Gates is not the sort to directly or loudly confront the unreconstructed Army brass, no more so than Cheney's office. But the meaning was not lost on anyone when Gen. David Petraeus was brought back from Iraq to preside over a promotions board choosing the next crop of generals. In addition to commanding forces in Iraq, Petraeus is the chief architect of the Army's new approach to counterinsurgency. It is widely believed that he was brought home with Gates's approval to make sure the traditionalists did not pass over the bright young commanders who showed flair in Iraq.
Unlike Rumsfeld, Gates almost never raises his voice or uses sharp invective. He expresses anger by growing silent. When the Army hierarchy seemed to brush off press reports of poor conditions at Walter Reed Army Hospital last winter, Gates grew "very, very quiet," says an aide who wished to remain anonymous discussing his boss's moods. The secretary of the Army, Francis Harvey, was forced to resign within two weeks.
Gates is an old cold warrior—he joined the CIA in 1966. He is a believer in containment, in waiting out the adversary with vigilance and deterring him with the threat of force. He wants to build a sustainable long-term policy in Iraq that is agreeable to Democrats and Republicans alike—slowly drawing down troops but maintaining a long-term presence. He also believes any policy must have support on Capitol Hill. It was little noticed at the time, but at his confirmation hearings earlier this year, he said that he did not think the president had the authority to go to war against Iran using previous congressional resolutions.
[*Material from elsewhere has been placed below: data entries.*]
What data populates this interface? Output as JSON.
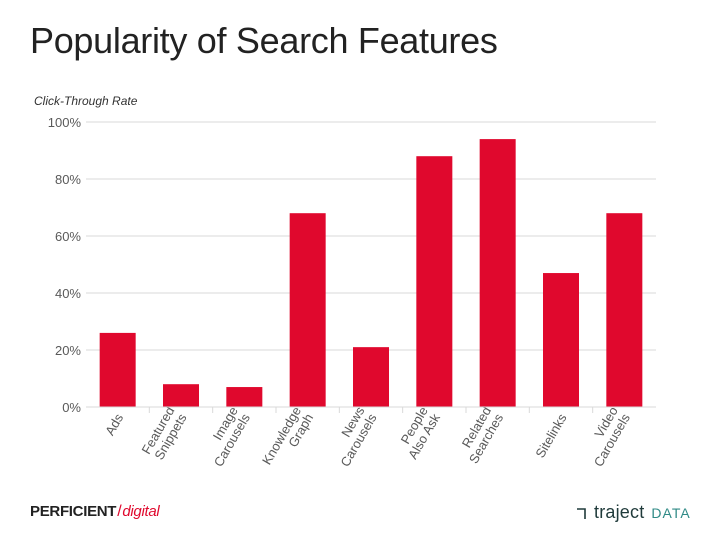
{
  "title": "Popularity of Search Features",
  "footer": {
    "left_brand": "PERFICIENT",
    "left_separator": "/",
    "left_brand_suffix": "digital",
    "right_brand": "traject",
    "right_brand_suffix": "DATA"
  },
  "colors": {
    "bar": "#e0082d",
    "grid": "#d9d9d9",
    "text": "#595959"
  },
  "chart_data": {
    "type": "bar",
    "ylabel": "Click-Through Rate",
    "ylim": [
      0,
      100
    ],
    "yticks": [
      0,
      20,
      40,
      60,
      80,
      100
    ],
    "ytick_labels": [
      "0%",
      "20%",
      "40%",
      "60%",
      "80%",
      "100%"
    ],
    "grid": true,
    "categories": [
      [
        "Ads"
      ],
      [
        "Featured",
        "Snippets"
      ],
      [
        "Image",
        "Carousels"
      ],
      [
        "Knowledge",
        "Graph"
      ],
      [
        "News",
        "Carousels"
      ],
      [
        "People",
        "Also Ask"
      ],
      [
        "Related",
        "Searches"
      ],
      [
        "Sitelinks"
      ],
      [
        "Video",
        "Carousels"
      ]
    ],
    "values": [
      26,
      8,
      7,
      68,
      21,
      88,
      94,
      47,
      68
    ]
  }
}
Gates admires Gen. George C. Marshall, the taciturn, self-effacing (but steely) Army chief of staff in World War II and later secretary of State and secretary of Defense in the early cold war. Lately Gates has been telling his friends and colleagues to read "Partners in Command," about Marshall and Dwight Eisenhower. Gates was a 27-year career civil servant, the only entry-level CIA employee ever to become director of Central Intelligence. But he has no Potomac fever: he has been known to carry a pebble in his pocket from his family home in the state of Washington, a reminder of where he will go when his last tour in the capital is over. Gates, 64, scoffed at a recent article in The Washington Times, a conservative publication, speculating that he was maneuvering to stay on as Defense secretary in a Democratic administration. When he was appointed SecDef a year ago, a sympathetic friend gave him a clock showing exactly how many days remained to the next Inauguration Day, Jan. 20, 2009. Gates carries the clock wherever he goes.